Squandering our assets on insiders 
        
         SCMP August 29, 2006
            
        
         
          The evidence continues to fall, thick and fast, of blurred lines between
            the government and private sector - which are totally inappropriate
          for a modern, educated, prosperous society. 
        
          The Hong Kong Jockey Club is setting up a branch in Beijing to attract
            new members. Bully for them. However, one has to wonder where the
              money is coming from: this organisation was given a betting monopoly
              by the
            government, but it is run as a private club by a tiny, self-selecting
            group. 
        It has club houses and other, splendid, fixed assets for the non-racing
          enjoyment of its members - which are valued on its books, under "members'
          services", at a mere HK$284 million. 
        
          I am all in favour of horse racing, whether as a sport for lovers of
            horses or a device for lovers of gambling. But the millions who use
            the monopoly gambling facilities in effect subsidise leisure facilities
            for a club which has only about 20,000 active members. 
        
          Enabling football betting is certainly a service to the public. But
            the fact that it was given to the Jockey Club, further extending
            its monopoly, raises many questions about propriety - given that
            its stewards and voting members make up just 1 per cent of the total. 
        Let us hear no more nonsense about how much good the Jockey Club does
          via the charities it supports. The whole system reeks of the worst
          aspects of colonial paternalism in which do-gooding is closely linked
          to elite clubbery and social climbing, and payments are made on the
          basis of opaque judgments by people who select themselves. 

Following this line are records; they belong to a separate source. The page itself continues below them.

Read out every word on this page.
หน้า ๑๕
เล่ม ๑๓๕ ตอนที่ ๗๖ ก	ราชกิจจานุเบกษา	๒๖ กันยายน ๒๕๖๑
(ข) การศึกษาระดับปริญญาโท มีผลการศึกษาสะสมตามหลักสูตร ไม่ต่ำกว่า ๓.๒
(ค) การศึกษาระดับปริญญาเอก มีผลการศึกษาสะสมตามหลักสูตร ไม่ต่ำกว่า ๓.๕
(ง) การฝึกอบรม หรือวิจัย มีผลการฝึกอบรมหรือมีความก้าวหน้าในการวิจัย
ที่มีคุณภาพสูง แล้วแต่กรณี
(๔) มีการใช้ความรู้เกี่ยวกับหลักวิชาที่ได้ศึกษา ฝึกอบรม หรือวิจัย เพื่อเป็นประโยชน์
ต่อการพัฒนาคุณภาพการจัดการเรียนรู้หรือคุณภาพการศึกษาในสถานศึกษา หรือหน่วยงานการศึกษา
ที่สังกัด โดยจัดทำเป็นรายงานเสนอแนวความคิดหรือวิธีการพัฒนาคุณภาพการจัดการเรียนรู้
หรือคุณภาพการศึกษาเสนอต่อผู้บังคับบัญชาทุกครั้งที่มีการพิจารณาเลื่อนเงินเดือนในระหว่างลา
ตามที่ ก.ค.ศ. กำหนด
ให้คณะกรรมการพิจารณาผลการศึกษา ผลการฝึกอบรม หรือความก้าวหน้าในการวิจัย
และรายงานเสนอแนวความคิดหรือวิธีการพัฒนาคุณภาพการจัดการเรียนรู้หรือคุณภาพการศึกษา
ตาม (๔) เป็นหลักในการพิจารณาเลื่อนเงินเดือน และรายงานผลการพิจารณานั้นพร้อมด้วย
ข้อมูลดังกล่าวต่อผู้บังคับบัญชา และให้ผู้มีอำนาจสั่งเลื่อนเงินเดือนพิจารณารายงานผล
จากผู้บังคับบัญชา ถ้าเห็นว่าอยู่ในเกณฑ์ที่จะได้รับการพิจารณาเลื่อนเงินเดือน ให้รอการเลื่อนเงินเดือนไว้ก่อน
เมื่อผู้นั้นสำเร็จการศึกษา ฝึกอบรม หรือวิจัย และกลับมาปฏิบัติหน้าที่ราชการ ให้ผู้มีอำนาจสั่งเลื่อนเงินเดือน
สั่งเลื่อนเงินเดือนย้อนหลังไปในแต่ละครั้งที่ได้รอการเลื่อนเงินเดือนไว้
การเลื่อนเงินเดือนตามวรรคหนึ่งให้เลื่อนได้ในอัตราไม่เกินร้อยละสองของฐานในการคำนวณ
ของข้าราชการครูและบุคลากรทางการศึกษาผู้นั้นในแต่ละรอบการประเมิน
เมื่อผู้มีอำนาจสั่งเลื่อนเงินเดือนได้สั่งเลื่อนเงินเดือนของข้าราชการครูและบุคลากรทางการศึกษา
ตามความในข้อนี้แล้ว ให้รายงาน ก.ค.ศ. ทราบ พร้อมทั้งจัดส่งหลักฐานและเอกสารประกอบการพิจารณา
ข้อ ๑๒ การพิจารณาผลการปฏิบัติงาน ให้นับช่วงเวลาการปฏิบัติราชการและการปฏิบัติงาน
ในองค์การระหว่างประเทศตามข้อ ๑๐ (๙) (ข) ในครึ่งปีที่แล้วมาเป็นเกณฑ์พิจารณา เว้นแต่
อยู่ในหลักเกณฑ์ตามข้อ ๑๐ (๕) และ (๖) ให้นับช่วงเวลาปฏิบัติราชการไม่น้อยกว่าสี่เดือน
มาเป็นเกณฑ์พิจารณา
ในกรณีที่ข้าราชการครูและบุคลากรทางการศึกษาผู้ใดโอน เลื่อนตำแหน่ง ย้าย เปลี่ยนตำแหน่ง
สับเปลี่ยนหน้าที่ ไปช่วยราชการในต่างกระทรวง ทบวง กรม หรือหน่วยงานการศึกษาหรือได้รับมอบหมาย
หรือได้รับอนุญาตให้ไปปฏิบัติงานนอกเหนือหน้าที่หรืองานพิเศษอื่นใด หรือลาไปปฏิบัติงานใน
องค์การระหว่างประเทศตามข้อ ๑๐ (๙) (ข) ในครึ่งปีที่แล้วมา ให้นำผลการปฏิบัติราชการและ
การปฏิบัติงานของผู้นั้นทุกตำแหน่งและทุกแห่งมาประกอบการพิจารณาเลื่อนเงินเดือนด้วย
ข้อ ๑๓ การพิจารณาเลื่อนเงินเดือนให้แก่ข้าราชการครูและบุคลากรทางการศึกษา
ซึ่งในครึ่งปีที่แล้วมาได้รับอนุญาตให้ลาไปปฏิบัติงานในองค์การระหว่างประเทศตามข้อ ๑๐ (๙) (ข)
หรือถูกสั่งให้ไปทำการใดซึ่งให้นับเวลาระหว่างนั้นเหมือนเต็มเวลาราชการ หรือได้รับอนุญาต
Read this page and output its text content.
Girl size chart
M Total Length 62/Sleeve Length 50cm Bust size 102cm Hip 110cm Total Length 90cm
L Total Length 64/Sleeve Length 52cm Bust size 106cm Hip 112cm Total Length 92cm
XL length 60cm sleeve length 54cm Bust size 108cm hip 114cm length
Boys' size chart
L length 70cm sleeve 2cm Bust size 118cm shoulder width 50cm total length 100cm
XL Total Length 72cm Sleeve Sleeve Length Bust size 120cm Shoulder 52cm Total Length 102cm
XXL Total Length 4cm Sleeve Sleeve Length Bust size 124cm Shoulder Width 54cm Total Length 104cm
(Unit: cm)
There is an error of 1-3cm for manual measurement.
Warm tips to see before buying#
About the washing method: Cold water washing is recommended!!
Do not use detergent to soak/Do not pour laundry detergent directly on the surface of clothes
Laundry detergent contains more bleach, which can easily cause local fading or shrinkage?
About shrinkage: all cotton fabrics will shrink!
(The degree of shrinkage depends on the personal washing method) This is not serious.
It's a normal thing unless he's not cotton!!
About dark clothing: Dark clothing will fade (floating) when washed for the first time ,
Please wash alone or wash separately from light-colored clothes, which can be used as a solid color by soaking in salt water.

        In 2004-2005, almost 40 per cent of the club's HK$1 billion donations
          went to a scheme called Positive Adolescent Training through Holistic
          Social Programmes - whatever that means - to be administered by the
          government bureaucracy. 
        Despite a monopoly that nets it some HK$2.5 billion after betting
          duty and tax, there is only modest accountability for its overall spending
          - and particularly for the charitable donations, which vary drastically
          from year to year. 
        Let us put an end to these antiquated, centralised charity systems
          (including the Community Chest) - and encourage everyone from tycoon
          Li Ka-shing to the average householder to contribute personally to
          the charities of their choice. 
        You can be sure they won't be funding government bureaucrats. Hong
          Kong lacks the sort of sports facilities that are the norm in far less
          prosperous places. Corpulent representatives of sport and culture press
          for giant, "world-class" stadiums - and doubtless big public-works
          contracts for builders - while local sports such as football languish
          partly for want of local facilities. 
        Another bit of mutual back-scratching by the bureaucrats is evident
          in the use of public funds - in the form of a senior government employee
          - to promote the candidacy of Margaret Chan Fung Fu-chun as head of
          the World Health Organisation. Dr Chan left the government to join
          the WHO, and has a career there whether or not she succeeds in her
          leadership bid. 
        That was a reasonable career decision, particularly after the criticism
          she faced for the handling of the severe acute respiratory syndrome
          outbreak. But she, not the Hong Kong government, made her career choice. 
        If Hong Kong wants to promote one of its own as a senior international
          official it could do better than a bureaucrat whose local career ended
          in controversy. 
        Dr Chan is technically very competent. But the ability to stand up
          to pressure from governments and corporations is an even more important
          qualification for this job. Dr Chan showed rather less resolution in
          dealing with the mainland in the early days of Sars. 
        Until the legislature can regain more oversight over Chief Executive
          Donald Tsang Yam-kuen's expanding bureaucracy, public assets will continue
          to be squandered for the benefit of insiders - public or private.